3. Design smart systems
Accompanying financial fitness and awareness of what “good” looks like are the actual systems that promote these cultures.
“Because individuals don’t know how long they will live and may be imprudent in how they manage and spend their savings after retirement, systems can be designed to prohibit individuals from withdrawing all their pension funds in one lump sum,” Mercer suggested.
“Instead, individuals are required to take their pensions as lifetime annual income, thus improving their financial security throughout old age. The appropriate investment options and mix for those saving in retirement plans should also be considered when designing long-term savings systems.”
Mercer proposed the development of “intelligent design principles” to build the “appropriate combination of growth and defensive investments”.
4. Do we need to redefine retirement?
The current work-retirement structure will need to “give way to a spectrum of new possibilities for when and how to work and what it means to retire”.
Employers, individuals and societies at large will benefit from an acceptance of and accommodation for working later into life, Mercer said.
“This may mean raising or even eliminating set retirement ages to reflect the fact that people live longer today than in the past. This action could go a long way toward improving the solvency of government pension systems.”
Given that workers in their mid-60s possess experiences and competencies that are often valuable to businesses, it may not be in the best interests of employers to “let [these] individuals with scarce skills simply walk out the door”.

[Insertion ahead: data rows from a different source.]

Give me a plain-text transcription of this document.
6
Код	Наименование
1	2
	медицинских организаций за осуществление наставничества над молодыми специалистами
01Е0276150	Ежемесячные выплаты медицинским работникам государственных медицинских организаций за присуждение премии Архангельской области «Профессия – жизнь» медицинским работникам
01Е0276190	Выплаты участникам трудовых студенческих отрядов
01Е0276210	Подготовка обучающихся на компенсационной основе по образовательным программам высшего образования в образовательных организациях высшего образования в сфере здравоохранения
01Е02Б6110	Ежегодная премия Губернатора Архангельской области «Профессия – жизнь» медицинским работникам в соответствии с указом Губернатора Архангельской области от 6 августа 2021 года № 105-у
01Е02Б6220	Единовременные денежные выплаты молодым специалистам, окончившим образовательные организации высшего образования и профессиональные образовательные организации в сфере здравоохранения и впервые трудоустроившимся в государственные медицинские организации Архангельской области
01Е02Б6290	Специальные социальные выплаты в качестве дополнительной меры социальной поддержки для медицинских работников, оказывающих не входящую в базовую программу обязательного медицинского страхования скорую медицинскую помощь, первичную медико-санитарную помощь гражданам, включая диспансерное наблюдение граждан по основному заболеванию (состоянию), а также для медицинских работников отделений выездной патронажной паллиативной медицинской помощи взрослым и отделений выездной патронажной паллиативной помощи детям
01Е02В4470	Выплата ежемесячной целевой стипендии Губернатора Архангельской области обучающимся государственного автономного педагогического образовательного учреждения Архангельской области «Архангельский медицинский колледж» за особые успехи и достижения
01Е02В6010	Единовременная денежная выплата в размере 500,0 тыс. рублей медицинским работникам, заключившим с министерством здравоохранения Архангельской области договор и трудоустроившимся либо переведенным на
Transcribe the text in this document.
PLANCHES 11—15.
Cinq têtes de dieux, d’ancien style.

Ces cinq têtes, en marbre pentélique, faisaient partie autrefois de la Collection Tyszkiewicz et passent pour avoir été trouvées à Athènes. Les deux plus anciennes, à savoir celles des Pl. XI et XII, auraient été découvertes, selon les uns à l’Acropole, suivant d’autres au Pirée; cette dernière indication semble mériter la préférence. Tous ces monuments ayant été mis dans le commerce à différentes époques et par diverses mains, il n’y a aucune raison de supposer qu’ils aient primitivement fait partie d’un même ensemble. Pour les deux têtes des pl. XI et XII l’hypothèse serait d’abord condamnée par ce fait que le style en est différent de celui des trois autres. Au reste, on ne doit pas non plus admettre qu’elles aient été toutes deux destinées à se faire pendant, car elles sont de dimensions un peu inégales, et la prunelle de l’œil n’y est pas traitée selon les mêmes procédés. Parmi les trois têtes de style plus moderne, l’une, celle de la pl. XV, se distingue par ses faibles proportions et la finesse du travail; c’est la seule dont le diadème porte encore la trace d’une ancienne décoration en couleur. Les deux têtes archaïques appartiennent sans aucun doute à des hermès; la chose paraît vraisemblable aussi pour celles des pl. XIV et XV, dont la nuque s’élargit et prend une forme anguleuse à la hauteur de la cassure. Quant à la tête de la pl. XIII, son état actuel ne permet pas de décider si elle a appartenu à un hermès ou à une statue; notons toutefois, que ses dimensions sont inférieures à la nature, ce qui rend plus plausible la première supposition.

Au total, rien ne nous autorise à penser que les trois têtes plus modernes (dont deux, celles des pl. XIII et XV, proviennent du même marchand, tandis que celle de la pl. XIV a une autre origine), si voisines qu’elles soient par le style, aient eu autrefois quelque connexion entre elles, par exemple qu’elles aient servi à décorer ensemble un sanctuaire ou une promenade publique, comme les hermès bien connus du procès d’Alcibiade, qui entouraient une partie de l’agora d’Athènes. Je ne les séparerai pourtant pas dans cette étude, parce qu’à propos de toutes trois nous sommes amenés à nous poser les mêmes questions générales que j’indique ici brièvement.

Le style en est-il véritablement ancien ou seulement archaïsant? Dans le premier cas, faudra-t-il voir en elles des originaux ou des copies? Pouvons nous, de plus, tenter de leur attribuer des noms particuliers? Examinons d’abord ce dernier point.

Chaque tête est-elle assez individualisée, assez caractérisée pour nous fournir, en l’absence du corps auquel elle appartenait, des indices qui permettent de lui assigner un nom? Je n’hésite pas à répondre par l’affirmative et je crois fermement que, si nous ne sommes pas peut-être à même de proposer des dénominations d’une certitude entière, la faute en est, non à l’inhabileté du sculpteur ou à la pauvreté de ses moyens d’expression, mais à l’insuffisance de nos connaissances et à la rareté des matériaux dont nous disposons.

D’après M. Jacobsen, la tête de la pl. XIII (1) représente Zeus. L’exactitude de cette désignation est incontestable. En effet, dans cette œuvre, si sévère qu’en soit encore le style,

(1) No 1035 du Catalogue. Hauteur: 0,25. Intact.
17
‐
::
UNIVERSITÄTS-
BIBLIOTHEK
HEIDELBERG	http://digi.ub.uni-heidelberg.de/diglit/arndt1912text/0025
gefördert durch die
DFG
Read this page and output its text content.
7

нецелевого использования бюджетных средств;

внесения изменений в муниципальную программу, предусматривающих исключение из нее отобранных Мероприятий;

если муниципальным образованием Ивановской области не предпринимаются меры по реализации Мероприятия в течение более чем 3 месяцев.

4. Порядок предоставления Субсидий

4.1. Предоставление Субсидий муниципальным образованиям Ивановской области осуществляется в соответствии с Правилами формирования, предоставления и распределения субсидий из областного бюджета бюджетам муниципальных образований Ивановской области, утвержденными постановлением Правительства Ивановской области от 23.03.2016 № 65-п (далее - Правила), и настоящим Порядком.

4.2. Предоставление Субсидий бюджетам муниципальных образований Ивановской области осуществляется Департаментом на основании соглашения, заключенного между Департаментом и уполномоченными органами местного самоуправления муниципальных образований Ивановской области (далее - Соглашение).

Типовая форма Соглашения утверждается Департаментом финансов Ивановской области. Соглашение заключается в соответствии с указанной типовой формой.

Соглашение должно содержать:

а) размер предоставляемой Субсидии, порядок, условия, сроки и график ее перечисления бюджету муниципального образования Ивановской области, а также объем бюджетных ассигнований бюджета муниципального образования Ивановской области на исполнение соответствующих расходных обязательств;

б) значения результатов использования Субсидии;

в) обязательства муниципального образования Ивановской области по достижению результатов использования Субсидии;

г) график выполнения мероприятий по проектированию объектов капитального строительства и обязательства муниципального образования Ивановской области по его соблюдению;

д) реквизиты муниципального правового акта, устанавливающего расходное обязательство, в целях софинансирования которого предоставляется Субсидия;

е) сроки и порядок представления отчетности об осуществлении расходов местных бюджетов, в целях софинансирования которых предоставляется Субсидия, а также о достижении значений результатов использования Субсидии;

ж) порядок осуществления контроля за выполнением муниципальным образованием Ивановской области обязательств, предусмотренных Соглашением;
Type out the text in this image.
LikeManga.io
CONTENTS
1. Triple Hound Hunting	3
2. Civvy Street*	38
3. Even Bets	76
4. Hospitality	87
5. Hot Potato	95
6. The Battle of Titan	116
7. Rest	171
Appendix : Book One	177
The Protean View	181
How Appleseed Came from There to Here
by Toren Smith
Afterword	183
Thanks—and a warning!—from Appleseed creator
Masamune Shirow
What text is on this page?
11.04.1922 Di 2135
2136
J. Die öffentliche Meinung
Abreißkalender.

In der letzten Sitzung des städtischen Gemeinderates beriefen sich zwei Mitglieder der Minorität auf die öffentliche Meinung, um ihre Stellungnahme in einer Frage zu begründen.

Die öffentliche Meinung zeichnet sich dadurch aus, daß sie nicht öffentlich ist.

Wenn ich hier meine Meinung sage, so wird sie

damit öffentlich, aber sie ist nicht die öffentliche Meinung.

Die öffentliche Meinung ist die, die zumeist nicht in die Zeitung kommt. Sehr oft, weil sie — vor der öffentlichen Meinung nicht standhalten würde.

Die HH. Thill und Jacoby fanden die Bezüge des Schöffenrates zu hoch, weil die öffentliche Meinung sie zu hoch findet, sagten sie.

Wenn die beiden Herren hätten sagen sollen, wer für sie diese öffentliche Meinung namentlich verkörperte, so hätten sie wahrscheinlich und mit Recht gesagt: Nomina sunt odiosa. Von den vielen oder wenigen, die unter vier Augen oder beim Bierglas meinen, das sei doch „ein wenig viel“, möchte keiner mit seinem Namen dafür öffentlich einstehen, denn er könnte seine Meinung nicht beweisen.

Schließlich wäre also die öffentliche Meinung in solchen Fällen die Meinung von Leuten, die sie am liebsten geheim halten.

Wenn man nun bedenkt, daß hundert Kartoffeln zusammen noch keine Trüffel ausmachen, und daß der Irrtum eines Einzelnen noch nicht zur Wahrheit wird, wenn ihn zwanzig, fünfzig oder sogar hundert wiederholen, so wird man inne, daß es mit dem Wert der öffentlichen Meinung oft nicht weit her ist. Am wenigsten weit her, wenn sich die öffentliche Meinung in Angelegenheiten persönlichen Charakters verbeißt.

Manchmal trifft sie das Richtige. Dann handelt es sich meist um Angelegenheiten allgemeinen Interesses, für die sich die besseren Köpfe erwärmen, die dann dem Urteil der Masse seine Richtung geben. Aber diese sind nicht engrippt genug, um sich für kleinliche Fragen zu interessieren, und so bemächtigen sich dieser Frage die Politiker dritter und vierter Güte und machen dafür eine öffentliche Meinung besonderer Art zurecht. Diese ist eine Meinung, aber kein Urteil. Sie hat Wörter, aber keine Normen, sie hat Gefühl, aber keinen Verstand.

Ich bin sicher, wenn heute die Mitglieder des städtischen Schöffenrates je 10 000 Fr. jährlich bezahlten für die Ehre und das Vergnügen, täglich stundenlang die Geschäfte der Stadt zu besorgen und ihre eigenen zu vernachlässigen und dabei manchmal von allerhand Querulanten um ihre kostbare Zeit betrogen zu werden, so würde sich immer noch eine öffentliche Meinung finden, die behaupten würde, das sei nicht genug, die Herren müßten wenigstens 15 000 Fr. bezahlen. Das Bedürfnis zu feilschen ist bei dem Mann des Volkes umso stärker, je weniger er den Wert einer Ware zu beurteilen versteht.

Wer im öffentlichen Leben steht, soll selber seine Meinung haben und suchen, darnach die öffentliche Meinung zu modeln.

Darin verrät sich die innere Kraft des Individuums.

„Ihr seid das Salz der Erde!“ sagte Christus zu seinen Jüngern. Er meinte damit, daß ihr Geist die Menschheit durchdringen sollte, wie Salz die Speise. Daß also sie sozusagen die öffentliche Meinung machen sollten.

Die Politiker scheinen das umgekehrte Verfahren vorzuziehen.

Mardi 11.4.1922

As for individuals, Mercer warned: “Given that half of those born today in many societies will live to see 100, a traditional working life of 40-45 years just won’t be sufficient to support 80 years of adulthood.
“If, instead, individuals work for several more decades, perhaps in different capacities or with a reduced schedule, those individuals will have many more years of productive activity in which to accumulate savings and contribute to social insurance programs,” they concluded.